Sumire is tall, smart, and confident... which causes trouble with men and women alike, who find her intimidating and aloof. Her boyfriend broke up with her after getting another woman pregnant, and none of her coworkers feel sorry for her when they hear the news, even saying that she deserves it. She also gets demoted at work after punching her boss in the teeth for sexually harassing her. Life is pretty shitty... until she comes across a young man hiding in a box. The young man claims that his super demanded sex in exchange for rent, and when he refused, he was kicked out. Sumire takes the young man home and brashly says that he can't stay unless he agrees to be her pet... which he does.

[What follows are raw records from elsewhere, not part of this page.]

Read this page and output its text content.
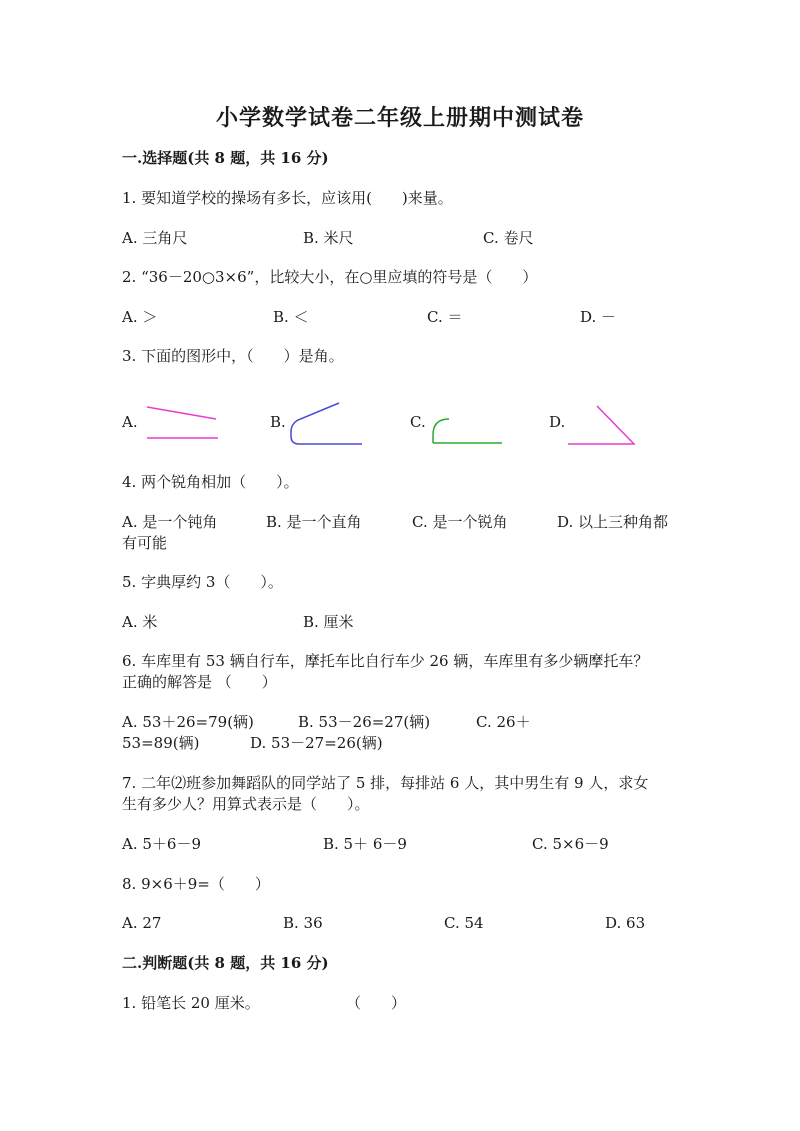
小学数学试卷二年级上册期中测试卷
一.选择题(共 8 题，共 16 分)
1. 要知道学校的操场有多长，应该用(　　)来量。
A. 三角尺	B. 米尺	C. 卷尺
2. “36－20○3×6”，比较大小，在○里应填的符号是（　　）
A. ＞	B. ＜	C. ＝	D. －
3. 下面的图形中，（　　）是角。
A.	B.	C.	D.
4. 两个锐角相加（　　）。
A. 是一个钝角	B. 是一个直角	C. 是一个锐角	D. 以上三种角都
有可能
5. 字典厚约 3（　　）。
A. 米	B. 厘米
6. 车库里有 53 辆自行车，摩托车比自行车少 26 辆，车库里有多少辆摩托车？
正确的解答是 （　　）
A. 53＋26=79(辆)	B. 53－26=27(辆)	C. 26＋
53=89(辆)	D. 53－27=26(辆)
7. 二年⑵班参加舞蹈队的同学站了 5 排，每排站 6 人，其中男生有 9 人，求女
生有多少人？用算式表示是（　　）。
A. 5＋6－9	B. 5＋ 6－9	C. 5×6－9
8. 9×6＋9=（　　）
A. 27	B. 36	C. 54	D. 63
二.判断题(共 8 题，共 16 分)
1. 铅笔长 20 厘米。	（　　）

This kind of has master/pet elements to it, but it isn't a hentai manga, and the relationship between Sumire and her "pet" isn't sexual. She actually names him "Momo" after her (female) childhood dog. She feeds him and washes his hair and then he lies with his head in her lap while she smokes and watches TV. Being around Momo relaxes her and makes her feel happy and when he disappears without notice, she worries about him.
As her complicated feelings for Momo develop, Sumire begins to question what she wants. She always assumed she wanted a taller man, who made more money, and took charge in a relationship, but as she dates one controlling man after another, she finds herself resenting made to keep silent and act passive, thinking instead of a short young man who calls her mistress and likes to dance.
Tramps Like Us was renamed You're My Pet, but I actually think that was a mistake. "Tramp" used to mean homeless, and I think that was not just in reference to "Momo" but also to Sumire, who feels ungrounded. Now "Tramp" typically means "slutty woman" which I think is maybe why the title was changed. But You're My Pet makes it sound like it's one of those pervy hentai manga, which it isn't. even though there are themes of dominance and submissiveness, it isn't about the sex, but more about the positive feelings and satisfaction that the nature of their relationship brings to both.
I remember this being advertised in one of my manga growing up, but it is definitely not a manga for kids. The characters are in their twenties. Sumire is 27 and Momo is much younger (I want to say maybe 19, 20). Manga like this is typically categorized as josei, which means that it's for adult women and about adult women. I must say that it is very satisfying to see a book that is so empowering towards strong women. Sumire is not a passive woman and the insecurities she is made to feel about being intelligent and tall and confident as a woman are real.
I would definitely recommend this to people who enjoy BDSM themes without heavy erotic content, as well as strong women and submissive male characters. Momo and Sumire are adorable together and I really look forward to seeing how their relationship deepens and develops.